The Greatest Challenge is Internal: Stakeholder Relationship’s
Procurement is often perceived as an EXTERNAL facing function. After all procurement negotiates with suppliers and works with them to reduce cost and improve efficiencies doesn’t it?
Well this may be true in part, but procurement’s ability to achieve its objectives is strongly impacted by the strength and quality of its INTERNAL relationships with its stakeholders. Procurement’s stakeholder relationships therefore impact what it can deliver for the organization. Despite this, formal training in stakeholder relationship management is rare.
Developing and maintaining healthy stakeholder relationships can sometimes seem like procurements greatest challenge. Procurement leaders must therefore understand the organizational conflicts and process challenges that will inhibit successful procurement delivery.
Why should this be the case?
Organizations are driven largely by the political agenda and the budgeting process. Out of this process “turf wars” ensue and particularly in organizations where procurement is poorly aligned with its stakeholders, decision rights, roles and responsibilities and budgets are often vaguely defined. These issues have to be resolved by leadership through strong governance.
The benefits of strong governance include:
- Increases management efficiency, and corporate control, which are aimed at providing long term value and improved compliance
- Promotion of trust among internal and external stakeholders
To achieve strong governance requires organizations to develop and put in place formal governance structures to provide strategic direction, allocate priorities and resources, and ensure risks are identified and managed.
At the operational level, the more demanding requirements of a role in procurement these days requires a much broader range of skills than it did even 10 years ago. Today, procurement is increasingly strategic to the business and is no longer involved in merely transactional activities. This shift requires procurement staff to have the not just “soft skills” but also a wider range of “political skills” to effectively manage stakeholders and build effective relationships.

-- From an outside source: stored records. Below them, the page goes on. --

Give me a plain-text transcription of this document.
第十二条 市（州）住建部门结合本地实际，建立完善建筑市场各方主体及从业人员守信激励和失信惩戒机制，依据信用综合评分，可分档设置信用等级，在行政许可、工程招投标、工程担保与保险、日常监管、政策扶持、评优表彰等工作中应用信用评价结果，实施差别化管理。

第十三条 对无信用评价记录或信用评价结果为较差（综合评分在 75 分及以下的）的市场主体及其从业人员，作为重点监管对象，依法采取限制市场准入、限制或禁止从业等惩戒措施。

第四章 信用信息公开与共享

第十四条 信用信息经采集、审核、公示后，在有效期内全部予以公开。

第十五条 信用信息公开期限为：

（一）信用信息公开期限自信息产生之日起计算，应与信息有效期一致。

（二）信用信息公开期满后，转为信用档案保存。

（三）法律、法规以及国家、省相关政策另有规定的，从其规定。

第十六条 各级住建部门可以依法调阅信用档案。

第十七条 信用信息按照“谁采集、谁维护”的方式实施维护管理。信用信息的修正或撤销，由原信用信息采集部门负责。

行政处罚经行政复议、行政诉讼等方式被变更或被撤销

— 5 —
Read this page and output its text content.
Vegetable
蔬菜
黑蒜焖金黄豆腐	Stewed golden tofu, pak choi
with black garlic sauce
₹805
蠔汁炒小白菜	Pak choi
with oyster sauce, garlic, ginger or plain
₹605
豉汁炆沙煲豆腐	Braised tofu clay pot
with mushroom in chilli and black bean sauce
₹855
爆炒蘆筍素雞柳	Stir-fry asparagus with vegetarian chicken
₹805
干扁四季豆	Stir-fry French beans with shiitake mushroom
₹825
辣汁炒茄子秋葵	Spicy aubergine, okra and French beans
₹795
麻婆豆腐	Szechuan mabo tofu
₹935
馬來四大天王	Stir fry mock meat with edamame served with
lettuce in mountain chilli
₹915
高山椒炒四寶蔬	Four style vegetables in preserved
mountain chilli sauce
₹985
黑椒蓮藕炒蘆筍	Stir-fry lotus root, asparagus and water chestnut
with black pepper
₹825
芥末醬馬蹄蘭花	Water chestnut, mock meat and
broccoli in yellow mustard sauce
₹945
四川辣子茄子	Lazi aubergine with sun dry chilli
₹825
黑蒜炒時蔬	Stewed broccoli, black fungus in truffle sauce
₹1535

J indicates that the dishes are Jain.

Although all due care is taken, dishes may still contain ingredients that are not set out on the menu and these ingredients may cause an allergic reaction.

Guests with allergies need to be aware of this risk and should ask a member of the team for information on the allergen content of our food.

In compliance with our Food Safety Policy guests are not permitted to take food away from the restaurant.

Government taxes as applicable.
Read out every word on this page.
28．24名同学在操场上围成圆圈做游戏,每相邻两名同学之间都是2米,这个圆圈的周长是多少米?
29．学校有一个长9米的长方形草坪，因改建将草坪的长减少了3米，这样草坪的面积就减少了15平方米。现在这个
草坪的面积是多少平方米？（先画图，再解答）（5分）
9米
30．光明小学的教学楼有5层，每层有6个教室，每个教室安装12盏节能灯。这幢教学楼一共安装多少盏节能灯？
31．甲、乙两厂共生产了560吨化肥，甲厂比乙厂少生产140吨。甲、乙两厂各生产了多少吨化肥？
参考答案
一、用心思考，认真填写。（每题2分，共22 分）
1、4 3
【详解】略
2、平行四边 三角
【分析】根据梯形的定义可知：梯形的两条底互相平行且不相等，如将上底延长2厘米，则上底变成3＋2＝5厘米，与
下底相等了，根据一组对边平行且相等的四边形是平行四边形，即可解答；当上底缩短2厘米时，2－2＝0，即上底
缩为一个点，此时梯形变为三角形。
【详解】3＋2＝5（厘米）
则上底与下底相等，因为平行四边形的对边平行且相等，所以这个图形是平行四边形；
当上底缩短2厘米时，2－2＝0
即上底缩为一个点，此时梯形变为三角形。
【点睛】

Today, deep listening skills and a multi level dialogue are required to manage the multiple interfaces where stakeholders and procurement touch. To ensure these relationships are effective requires:
- Mutual understanding
- Mutual persuasion (rather than coercion)
- A Balance of reason and emotion
- Good communication
Issues must be separated to identify both problems and solutions, and active listening, empathetic responses and emotional reframing must replace self proclamation, disinterest and disagreement. Procurement staff must be trained in stakeholder management, taught to deal with difficult people and equipped with appropriate tools to assist them in this.
The ability to identify the political landscape, develop strategies and deploy suitable tactics are key success requirements very few procurement staff receive formal training in today. This must change if procurement is to continue its drive up the corporate ladder.
We welcome your views and comments.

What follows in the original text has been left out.